7 juin 2009 : élections européennes  ? Un questionnement à partir du dossier de l'EXPRESS :
"Entrée de la Turquie: de quoi les Européens ont-ils vraiment peur?" [*01]


Parlons de cette "peur" ! Les élections européennes ne sont pas exemptes de paradoxe dans leur prose. Il n’est pas rare d’entendre des manipulations politico-sémantiques pour diaboliser l'islam en le confondant avec le terrorisme islamiste et en alimentant l'islamophobie (pour des raisons géopolitiques du Moyen-Orient), mais aussi par le truchement d’islamophobes en recyclage de xénophobie classique –ne pouvant plus s'exprimer dans le cadre de l'Union européenne.
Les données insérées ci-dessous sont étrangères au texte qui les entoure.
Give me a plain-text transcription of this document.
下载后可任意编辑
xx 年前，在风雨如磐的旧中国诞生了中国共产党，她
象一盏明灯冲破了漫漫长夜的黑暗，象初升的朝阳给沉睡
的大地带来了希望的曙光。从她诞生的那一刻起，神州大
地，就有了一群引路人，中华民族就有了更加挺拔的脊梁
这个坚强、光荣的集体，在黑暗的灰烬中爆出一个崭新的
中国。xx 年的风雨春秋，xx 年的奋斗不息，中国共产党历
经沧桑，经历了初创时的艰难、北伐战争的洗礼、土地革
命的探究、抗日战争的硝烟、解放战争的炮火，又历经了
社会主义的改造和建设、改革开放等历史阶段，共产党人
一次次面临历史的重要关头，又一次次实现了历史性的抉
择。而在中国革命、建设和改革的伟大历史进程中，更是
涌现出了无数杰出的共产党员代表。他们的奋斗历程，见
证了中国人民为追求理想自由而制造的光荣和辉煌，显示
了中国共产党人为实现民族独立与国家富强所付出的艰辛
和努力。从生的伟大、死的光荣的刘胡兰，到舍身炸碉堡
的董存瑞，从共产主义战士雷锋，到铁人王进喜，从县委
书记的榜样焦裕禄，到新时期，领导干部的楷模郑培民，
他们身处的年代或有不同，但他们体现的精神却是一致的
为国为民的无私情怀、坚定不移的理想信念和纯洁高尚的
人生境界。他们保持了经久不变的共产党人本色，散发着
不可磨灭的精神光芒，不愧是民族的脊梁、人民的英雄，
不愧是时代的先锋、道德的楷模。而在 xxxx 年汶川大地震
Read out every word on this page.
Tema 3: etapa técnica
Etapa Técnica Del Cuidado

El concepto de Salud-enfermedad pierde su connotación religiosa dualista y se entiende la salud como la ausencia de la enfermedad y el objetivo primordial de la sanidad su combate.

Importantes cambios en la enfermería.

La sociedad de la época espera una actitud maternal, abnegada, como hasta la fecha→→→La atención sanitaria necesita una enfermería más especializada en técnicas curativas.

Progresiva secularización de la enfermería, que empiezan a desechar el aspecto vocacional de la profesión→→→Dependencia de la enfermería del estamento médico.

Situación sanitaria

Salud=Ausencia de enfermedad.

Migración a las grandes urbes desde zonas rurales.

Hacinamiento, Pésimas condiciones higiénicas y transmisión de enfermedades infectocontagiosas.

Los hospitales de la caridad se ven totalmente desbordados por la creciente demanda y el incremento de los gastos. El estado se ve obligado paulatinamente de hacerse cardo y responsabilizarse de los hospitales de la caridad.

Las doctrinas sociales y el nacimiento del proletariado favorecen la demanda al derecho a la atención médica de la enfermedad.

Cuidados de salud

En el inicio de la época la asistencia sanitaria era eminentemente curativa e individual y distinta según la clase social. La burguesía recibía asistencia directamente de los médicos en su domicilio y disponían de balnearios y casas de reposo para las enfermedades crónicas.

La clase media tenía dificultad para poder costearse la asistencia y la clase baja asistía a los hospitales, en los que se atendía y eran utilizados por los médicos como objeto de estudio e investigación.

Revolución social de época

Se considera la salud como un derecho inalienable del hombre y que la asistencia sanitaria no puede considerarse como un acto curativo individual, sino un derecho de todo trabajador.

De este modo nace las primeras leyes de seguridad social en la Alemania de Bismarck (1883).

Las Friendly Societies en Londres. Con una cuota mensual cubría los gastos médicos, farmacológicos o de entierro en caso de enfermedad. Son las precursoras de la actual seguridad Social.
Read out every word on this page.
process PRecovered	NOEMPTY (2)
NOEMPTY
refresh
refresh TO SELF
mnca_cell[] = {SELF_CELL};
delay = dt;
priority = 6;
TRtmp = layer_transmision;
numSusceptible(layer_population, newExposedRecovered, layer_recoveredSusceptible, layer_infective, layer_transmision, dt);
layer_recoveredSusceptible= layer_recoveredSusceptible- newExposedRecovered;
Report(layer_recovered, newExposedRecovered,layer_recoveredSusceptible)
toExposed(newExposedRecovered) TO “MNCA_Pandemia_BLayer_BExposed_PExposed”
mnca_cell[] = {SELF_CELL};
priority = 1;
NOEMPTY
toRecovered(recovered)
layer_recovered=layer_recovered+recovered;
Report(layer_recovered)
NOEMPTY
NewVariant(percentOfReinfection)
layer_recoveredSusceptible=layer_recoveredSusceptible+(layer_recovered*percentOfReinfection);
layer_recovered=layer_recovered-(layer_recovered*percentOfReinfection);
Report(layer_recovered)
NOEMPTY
De part sa nature non-républicaine, l'islamophobie devient aussi :

- l'allié indirect en Non-dit du Turco-Négationnisme >> faisant glisser le Génocide arménien de 1915 sur le dos de l'islam et –plus dangereux encore!– en minimisant la responsabilité de l'Etat turco-ottoman dans l'organisation des déportations[*02] et des camps de concentration[*03]

- un outil de travail de l'Euro-révisionnisme >> présenter l’image d’une Turquie "laïque",[*04] "moderne",[*05] "à vocation européenne"[*06] –tout en occultant les différentes finalités bivalentes non-dites des réformes kémalistes et leurs conséquences contradictoires.

Ceci nous amène à exposer les origines du Génocide des Arméniens en 1915 et son déni actuel, dans l’espoir de dénouer les lacets qui serrent le sac d’embrouilles. Il s'agit de sortir des confusions entretenues. A cette fin, nous rappelons que :

– le génocide avait pour base idéologique le pantouranisme ultranationaliste[*07] –et non l'islam,
– son projet était de créer un grand empire touranien allant de la Méditerranée jusqu'en Asie centrale,
– la première étape dans le processus prévoyait une jonction avec les Azéris,
– le nettoyage ethnique avec la complicité du pangermanisme qui s’en suivit,[*08] n’était que conséquence de cette déportation criminelle au niveau de tout un peuple autochtone.[*09]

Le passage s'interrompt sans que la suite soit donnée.